2
我用熊貓清洗數據如下:在Python中使用正則表達式來排除串
s3 = pd.DataFrame({'title':["intermediate" ,"Basmati/sadri" ,"temperate japonica" ,"Temperate japonica" , "Japonica" ,"Tropical japonica" ,"Aromatic (basmati/sandri type" , "indica" , "Aus/boro" , "Aus" ,"aus" ,"japonica" , "tropical japnica", "" , "Indica" , "Intermediate type" ]})
s3.title.replace(r".*[Jj]ap(o)?nica$", "japonica" ,inplace=True,regex=True)

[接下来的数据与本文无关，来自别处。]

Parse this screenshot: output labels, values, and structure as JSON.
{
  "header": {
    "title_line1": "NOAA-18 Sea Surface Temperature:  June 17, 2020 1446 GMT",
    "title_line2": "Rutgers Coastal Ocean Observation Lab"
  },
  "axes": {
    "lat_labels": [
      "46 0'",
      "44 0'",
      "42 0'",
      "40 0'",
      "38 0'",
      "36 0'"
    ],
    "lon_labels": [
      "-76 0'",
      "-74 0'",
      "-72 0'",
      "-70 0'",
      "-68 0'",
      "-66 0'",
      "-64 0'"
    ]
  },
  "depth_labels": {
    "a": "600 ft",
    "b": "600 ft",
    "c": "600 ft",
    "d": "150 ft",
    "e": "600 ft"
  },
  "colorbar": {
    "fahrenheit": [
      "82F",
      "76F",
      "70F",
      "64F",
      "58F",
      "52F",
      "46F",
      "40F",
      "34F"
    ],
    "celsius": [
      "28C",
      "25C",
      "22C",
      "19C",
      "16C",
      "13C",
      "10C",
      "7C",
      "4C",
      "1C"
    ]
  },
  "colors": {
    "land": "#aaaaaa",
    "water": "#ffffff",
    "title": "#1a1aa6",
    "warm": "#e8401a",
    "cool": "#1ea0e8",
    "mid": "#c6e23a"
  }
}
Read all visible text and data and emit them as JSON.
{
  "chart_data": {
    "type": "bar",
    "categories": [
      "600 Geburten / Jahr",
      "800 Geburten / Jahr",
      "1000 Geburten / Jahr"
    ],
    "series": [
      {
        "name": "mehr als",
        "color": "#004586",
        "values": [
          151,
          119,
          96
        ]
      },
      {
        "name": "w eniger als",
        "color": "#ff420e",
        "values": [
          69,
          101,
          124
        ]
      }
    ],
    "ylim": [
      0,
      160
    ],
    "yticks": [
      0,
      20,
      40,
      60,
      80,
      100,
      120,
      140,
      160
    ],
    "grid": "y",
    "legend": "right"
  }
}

s3.title.replace(r"Indica", "indica" ,inplace=True,regex=True)
print s3
而且我得到了:
title
0 intermediate
1 Basmati/sadri
2 japonica
3 japonica
4 japonica
5 japonica
6 Aromatic (basmati/sandri type
7 indica
8 Aus/boro
9 Aus
10 aus
11 japonica
12 japonica
13
14 indica
15 Intermediate type
我想替換字符串,如:
if string not in ['japonica', "indica"] :
string = 'others'
但如何做到這一點的正則表達式:
s3.title.replace(r"some regex", "others" ,inplace=True,regex=True)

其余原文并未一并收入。